Q. We were obliged to arrange for mom to move into a nursing home because she has become frail and needs full-time care. We now need to apply for a Medi-Cal subsidy to help pay for the cost of her care, which is quite expensive. We’ve heard that Medi-Cal may then take her home. Is this true?
A. Well, “Yes” and “No”, but the good news is that by taking proper legal steps during your mother’s lifetime the home can be fully protected and preserved for her intended beneficiaries.
During Mom’s Lifetime: So long as mom is alive, and so long as you indicate on the Medi-Cal application form that she intends to return home some day if she is able, the home remains an exempt asset. If you do so, then during her lifetime Medi-Cal will not attempt to put a lien on the home. Further, under current California law home ownership will not interfere with her eligibility for a Medi-Cal long-term care subsidy no matter how much equity she has in the home. However, this unlimited equity value will be changing in the near future: when a new law called the Deficit Reduction Act is fully phased in, the home equity value for a single person must be under $750,000 in order to qualify, but even then the unlimited equity value for a married person will remain in effect.

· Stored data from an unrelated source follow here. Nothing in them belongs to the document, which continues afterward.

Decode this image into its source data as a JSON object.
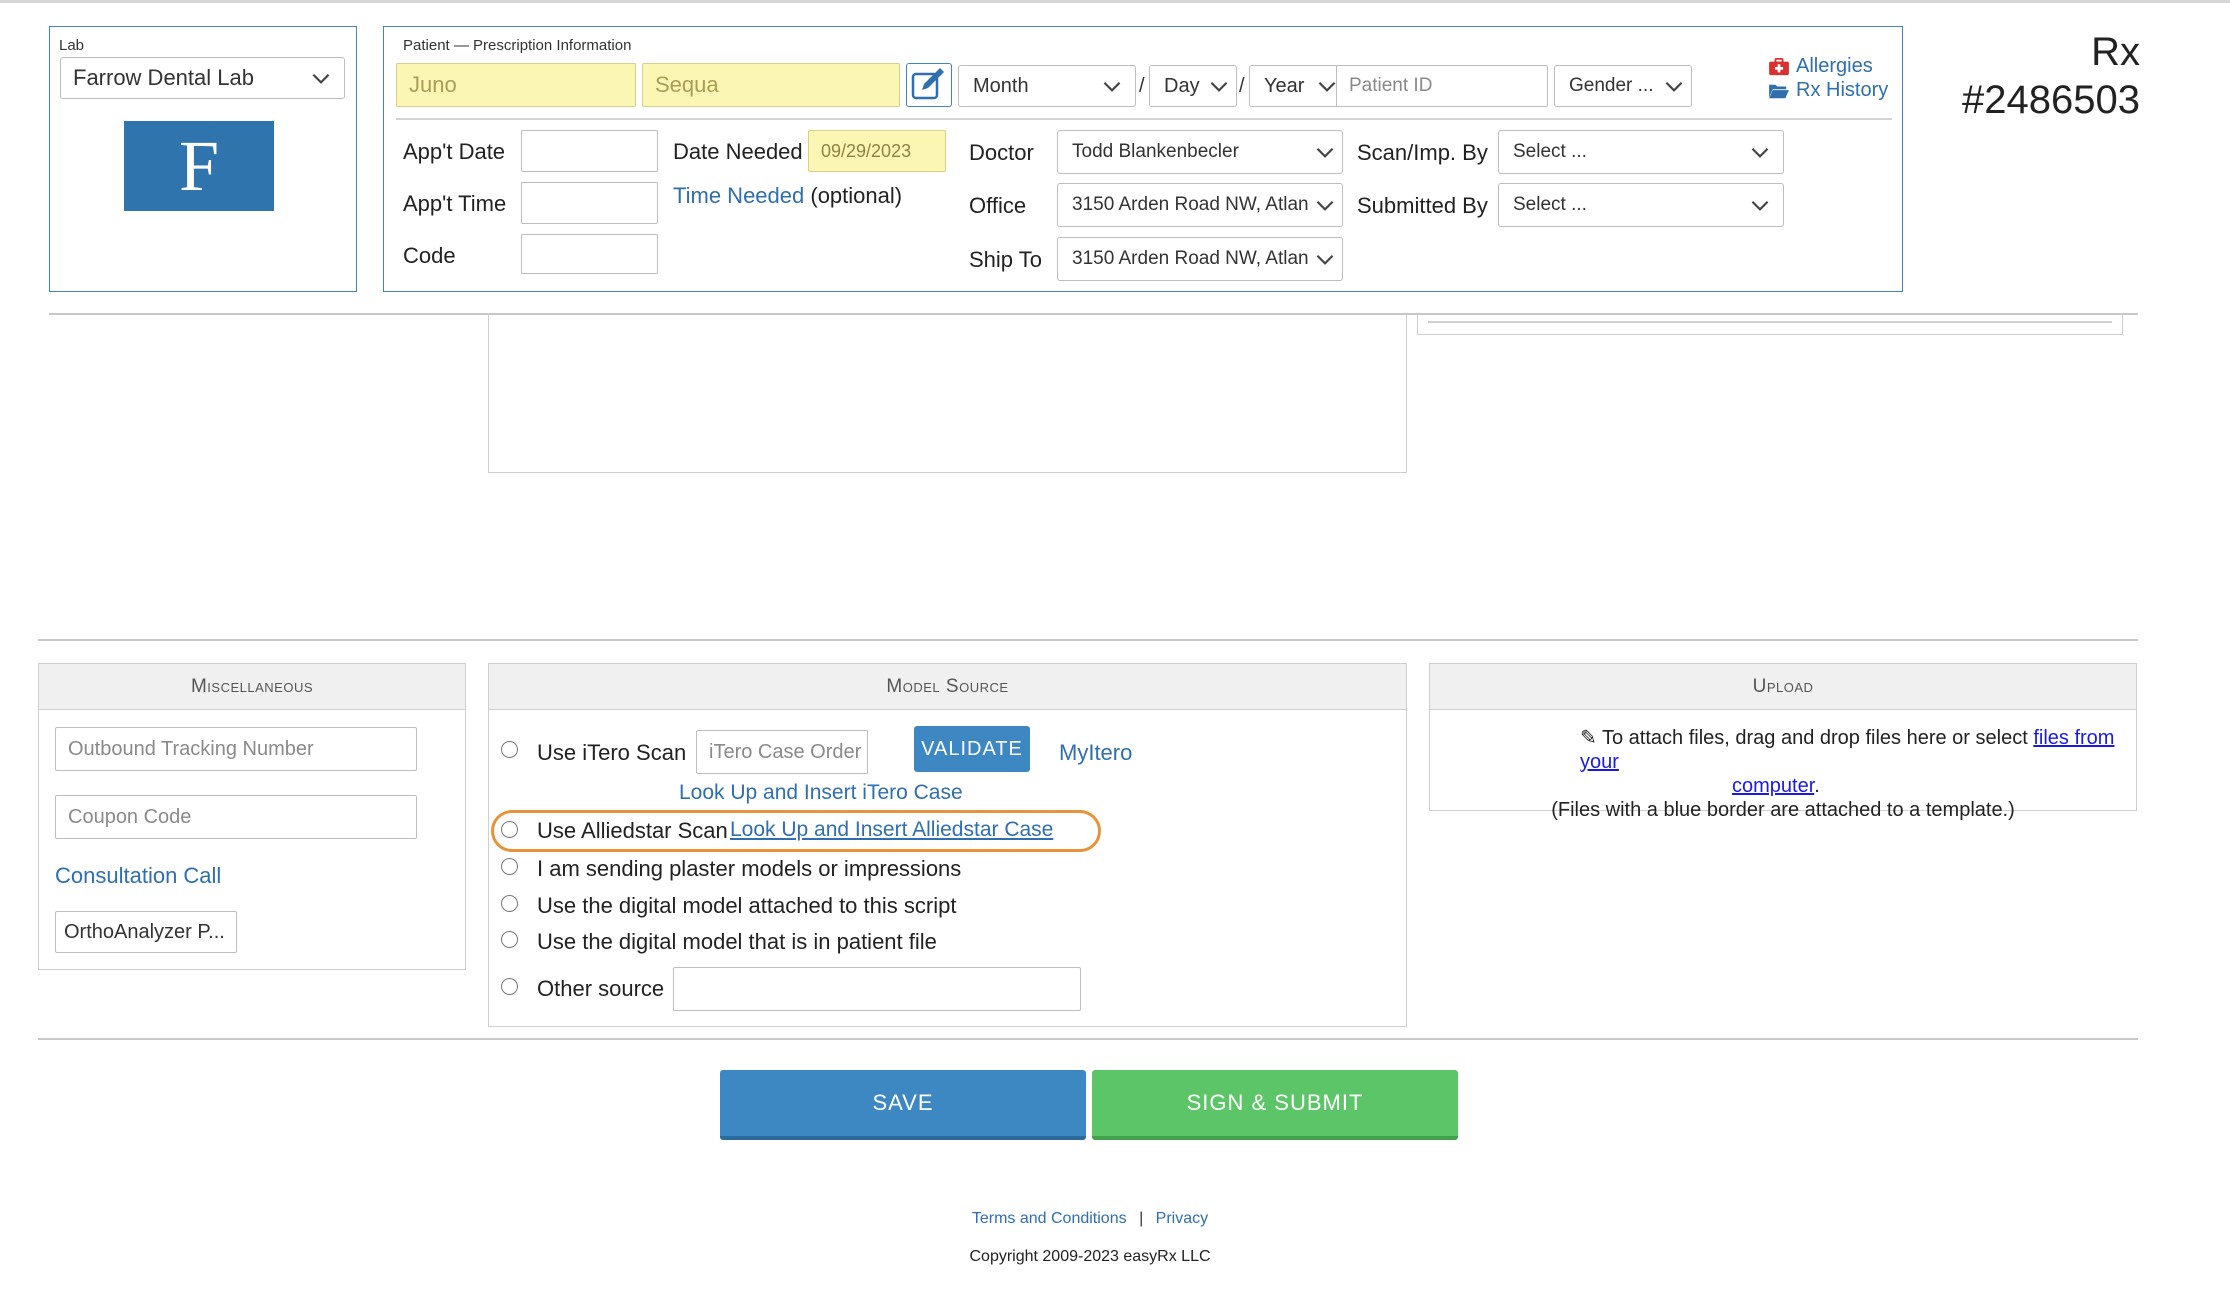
{
  "lab": {
    "label": "Lab",
    "selected": "Farrow Dental Lab",
    "logo_letter": "F"
  },
  "patient": {
    "section_label": "Patient — Prescription Information",
    "first_name": "Juno",
    "last_name": "Sequa",
    "month": "Month",
    "day": "Day",
    "year": "Year",
    "patient_id_placeholder": "Patient ID",
    "gender": "Gender ...",
    "date_sep": "/",
    "allergies": "Allergies",
    "rx_history": "Rx History",
    "appt_date_label": "App't Date",
    "appt_time_label": "App't Time",
    "code_label": "Code",
    "date_needed_label": "Date Needed",
    "date_needed_value": "09/29/2023",
    "time_needed_link": "Time Needed",
    "time_needed_optional": "(optional)",
    "doctor_label": "Doctor",
    "doctor_value": "Todd Blankenbecler",
    "office_label": "Office",
    "office_value": "3150 Arden Road NW, Atlan",
    "ship_to_label": "Ship To",
    "ship_to_value": "3150 Arden Road NW, Atlan",
    "scan_by_label": "Scan/Imp. By",
    "scan_by_value": "Select ...",
    "submitted_by_label": "Submitted By",
    "submitted_by_value": "Select ..."
  },
  "rx": {
    "label": "Rx",
    "number": "#2486503"
  },
  "misc": {
    "title": "Miscellaneous",
    "tracking_placeholder": "Outbound Tracking Number",
    "coupon_placeholder": "Coupon Code",
    "consultation_link": "Consultation Call",
    "ortho_button": "OrthoAnalyzer P..."
  },
  "model_source": {
    "title": "Model Source",
    "itero_label": "Use iTero Scan",
    "itero_placeholder": "iTero Case Order ID",
    "validate": "VALIDATE",
    "myitero": "MyItero",
    "itero_lookup": "Look Up and Insert iTero Case",
    "alliedstar_label": "Use Alliedstar Scan",
    "alliedstar_lookup": "Look Up and Insert Alliedstar Case",
    "plaster": "I am sending plaster models or impressions",
    "digital_attached": "Use the digital model attached to this script",
    "digital_patient": "Use the digital model that is in patient file",
    "other": "Other source"
  },
  "upload": {
    "title": "Upload",
    "line1_pre": "To attach files, drag and drop files here or select",
    "files_link_1": "files from your",
    "files_link_2": "computer",
    "period": ".",
    "line2": "(Files with a blue border are attached to a template.)"
  },
  "actions": {
    "save": "SAVE",
    "sign_submit": "SIGN & SUBMIT"
  },
  "footer": {
    "terms": "Terms and Conditions",
    "sep": "|",
    "privacy": "Privacy",
    "copyright": "Copyright 2009-2023 easyRx LLC"
  },
  "colors": {
    "accent_blue": "#3d88c4",
    "save_button": "#3d87c2",
    "submit_button": "#5cc567",
    "highlight_ring": "#e8923a",
    "link": "#2f6fad",
    "needed_field": "#fbf6b3"
  }
}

Upon Mom’s Death: During your mother’s lifetime, Medi-Cal will keep a running tab of the amounts it pays out for her care. When she dies, the home will then cease to be an exempt asset and Medi-Cal will then seek to “recover” its payments from her estate. If she still owns the home at the time of her death, Medi-Cal will file a claim. That claim will need to be paid before the home can be sold or transferred to your mother’s beneficiaries. This is called Medi-Cal “estate recovery”. Medi-Cal can never recover more than it has paid out in benefits, but usually the amount paid out is substantial and can, itself, force the family to sell or refinance the home. And, by the way, holding the home in a “Living Trust” does not avoid this exposure to recovery.
However, there are perfectly proper ways to avoid this recovery, provided that proper steps are taken during your mother’s lifetime. These planning steps must comply with Medi-Cal rules. They should also take into account tax consequences and probate avoidance concerns among others. Elder Law attorneys sometimes create a very special kind of irrevocable trust to use for this purpose. It is usually unwise for family members to attempt to handle this special transaction on their own. If not handled correctly, a transfer of the home for the purpose of avoiding Medi-Cal recovery claims could expose the home to even greater adverse tax consequences.